To make sure she isn’t missing out on anything on the menu Lisa’s husband reads her the entire menu—“it was a word-by-word, line-by-line, every time they came in,” she says. Downard emphasizes Lisa’s husband didn’t skim over the menu or just give her different categories from the menu, he described each dish in detail making sure to list specific ingredients as well.
“If you’re talking to your guests you find out things you didn’t know. It was obvious when Lisa first started coming in that she was blind, but through conversations that the wait staff was having with her—you know I would always say hello but you’re running around as the operator and doing different things,” she says. “But the wait staff is who really started talking to her and what is her experience.”

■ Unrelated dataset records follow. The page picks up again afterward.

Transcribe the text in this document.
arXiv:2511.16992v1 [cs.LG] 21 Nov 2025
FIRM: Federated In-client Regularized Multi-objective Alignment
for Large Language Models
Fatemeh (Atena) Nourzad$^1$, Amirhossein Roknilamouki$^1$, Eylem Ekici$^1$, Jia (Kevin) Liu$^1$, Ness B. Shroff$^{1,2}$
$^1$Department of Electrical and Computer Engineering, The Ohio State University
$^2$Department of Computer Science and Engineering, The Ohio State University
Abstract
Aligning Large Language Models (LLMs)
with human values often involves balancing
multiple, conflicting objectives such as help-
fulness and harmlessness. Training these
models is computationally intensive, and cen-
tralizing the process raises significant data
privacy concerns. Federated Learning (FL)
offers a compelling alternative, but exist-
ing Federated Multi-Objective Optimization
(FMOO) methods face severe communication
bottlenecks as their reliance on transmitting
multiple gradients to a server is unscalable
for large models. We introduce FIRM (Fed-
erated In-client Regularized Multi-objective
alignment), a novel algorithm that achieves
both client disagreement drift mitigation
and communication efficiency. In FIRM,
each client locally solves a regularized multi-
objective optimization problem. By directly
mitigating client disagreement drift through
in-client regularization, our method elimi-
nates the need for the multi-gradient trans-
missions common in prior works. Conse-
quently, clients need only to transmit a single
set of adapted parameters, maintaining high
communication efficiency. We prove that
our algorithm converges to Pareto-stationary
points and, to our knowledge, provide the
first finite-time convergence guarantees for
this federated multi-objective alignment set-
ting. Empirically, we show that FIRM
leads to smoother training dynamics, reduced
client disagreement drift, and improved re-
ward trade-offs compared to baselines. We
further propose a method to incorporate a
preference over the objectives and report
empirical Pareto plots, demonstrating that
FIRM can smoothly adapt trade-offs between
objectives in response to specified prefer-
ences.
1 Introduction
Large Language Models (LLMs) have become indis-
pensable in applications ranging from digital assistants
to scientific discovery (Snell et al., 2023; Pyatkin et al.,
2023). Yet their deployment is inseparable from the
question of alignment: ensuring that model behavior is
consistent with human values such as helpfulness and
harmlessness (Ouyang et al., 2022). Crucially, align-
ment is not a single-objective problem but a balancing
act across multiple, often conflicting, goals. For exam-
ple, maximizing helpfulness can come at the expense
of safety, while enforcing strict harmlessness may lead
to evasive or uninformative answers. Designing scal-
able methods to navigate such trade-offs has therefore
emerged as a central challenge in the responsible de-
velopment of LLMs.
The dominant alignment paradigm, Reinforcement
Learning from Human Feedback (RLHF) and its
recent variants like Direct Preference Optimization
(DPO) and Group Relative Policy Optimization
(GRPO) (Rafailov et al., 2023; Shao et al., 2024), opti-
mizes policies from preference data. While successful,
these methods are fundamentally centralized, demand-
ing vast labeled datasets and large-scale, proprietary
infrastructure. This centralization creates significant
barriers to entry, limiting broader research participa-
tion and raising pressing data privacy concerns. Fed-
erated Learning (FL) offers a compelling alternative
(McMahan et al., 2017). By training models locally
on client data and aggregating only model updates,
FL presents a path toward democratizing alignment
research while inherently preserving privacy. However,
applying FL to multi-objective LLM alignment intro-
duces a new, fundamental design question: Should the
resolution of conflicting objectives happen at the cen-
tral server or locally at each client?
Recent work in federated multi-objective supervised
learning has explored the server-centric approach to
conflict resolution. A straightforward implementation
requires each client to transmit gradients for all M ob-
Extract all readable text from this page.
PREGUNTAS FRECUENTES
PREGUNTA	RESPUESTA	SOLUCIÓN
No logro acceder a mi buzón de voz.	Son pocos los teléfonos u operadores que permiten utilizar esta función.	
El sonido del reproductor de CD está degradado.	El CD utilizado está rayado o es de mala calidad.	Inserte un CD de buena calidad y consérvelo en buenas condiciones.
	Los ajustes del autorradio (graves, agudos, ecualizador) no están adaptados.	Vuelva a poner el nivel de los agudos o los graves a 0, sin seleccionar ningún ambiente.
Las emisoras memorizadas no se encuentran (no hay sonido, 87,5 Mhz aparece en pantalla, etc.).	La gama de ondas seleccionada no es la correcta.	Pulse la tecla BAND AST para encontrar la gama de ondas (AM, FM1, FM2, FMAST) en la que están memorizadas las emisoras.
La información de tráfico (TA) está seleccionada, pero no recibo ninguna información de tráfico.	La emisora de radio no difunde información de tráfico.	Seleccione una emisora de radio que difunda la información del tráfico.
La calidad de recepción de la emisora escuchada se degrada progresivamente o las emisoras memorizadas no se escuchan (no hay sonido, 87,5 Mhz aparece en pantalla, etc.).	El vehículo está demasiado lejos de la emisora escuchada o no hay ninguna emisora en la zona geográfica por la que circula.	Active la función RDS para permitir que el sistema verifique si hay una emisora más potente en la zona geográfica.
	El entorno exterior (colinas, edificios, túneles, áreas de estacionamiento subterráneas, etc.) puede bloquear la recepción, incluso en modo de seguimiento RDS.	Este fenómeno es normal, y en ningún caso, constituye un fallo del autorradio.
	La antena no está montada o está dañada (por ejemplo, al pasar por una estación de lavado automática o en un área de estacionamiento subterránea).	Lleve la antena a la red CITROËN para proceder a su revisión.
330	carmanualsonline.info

Through those conversations the servers found out that as a child, Blankenship attended a school for the blind and learned how to read braille. Downard, who is a former TV broadcaster and producer, used her connections from her previous career to help improve Blankenship’s dining experience.
Working with the local Cabell Wayne Association of the Blind, Downard transformed the regular Hwy 55 menu into a braille menu for Blankenship.
“We knew she could read the braille so once you learn that element it was like that’s a really easy phone call,” she says. “She’s one of their clients that they try to assist with lots of different things being blind and they’re like ‘oh yeah we’ll get Lisa a menu, no problem at all.’ They just took a menu found a digital online version so they could just copy and paste it and translate it.”
In September, Downard and the staff of the Huntington restaurant surprised Blankenship with the new braille design. She was so excited she immediately started moving her fingers across the embossed pages.
“She was so surprised she was almost giddy and she actually asked to keep the menu because she made her order and then was like ‘I just want to hold on to it.’ I mean her fingers just go nuts across the page as she’s going through it saying oh I didn’t know this sandwich had this or that,” Downard says. “She found a typo in the first one, which was hilarious like ‘oh my gosh, she really does read it.’”
Blankenship’s special menu has its own shelf in Downard small office—“We don’t have offices I have a tiny little cubby,” she says. Sheltered from dirt and liquid, the menu is always there when Blankenship needs it.
“You see her coming through the door and somebody go get Lisa’s menu and we’ve got it ready,” Downard says. “It’s nice and hopefully the outreach gets to other folks that they can come to a restaurant and be—she just wanted to be normal, she just wanted to be like everyone else. Now she can be.”
After Downard shared Blankenship’s story on the company’s workplace network, Moore knew it was an initiative that should be implemented throughout all of the Hwy 55 locations.
“When we saw it, what was kind of neat, was seeing the other people that chimed in underneath it saying ‘What? I’d love to have one of those,’ that’s really neat even before the publicity ramped up. So, of course, we applauded Erin and her team for doing that,” Moore says. “It was just another way to just kind of extend yourself for somebody who’s a little less fortunate than you. So, you know, that fits right in because it shows that it wasn’t a slick professional ‘hey look at us aren’t we great’ kind of thing it was a ‘doing what’s right for a fellow human being’ and that’s why we did it.”
“We like to share our ‘Love Your Neighbor’ stories, so we got a nice picture with Lisa the day she came in with the braille menu and we posted it with a couple of the wait staff and said, ‘Hey this is what we did,” Downard says. “This is how its helped one client.’ Kenney actually saw it and he was like ‘I love this idea we’ve got to figure out what to do with this’ and then he called and he’s like yeah, we’ve got to figure how to do it for every store, like every store needs one of these menus because this is something different. If it made an impact on her where else can it make an impact?”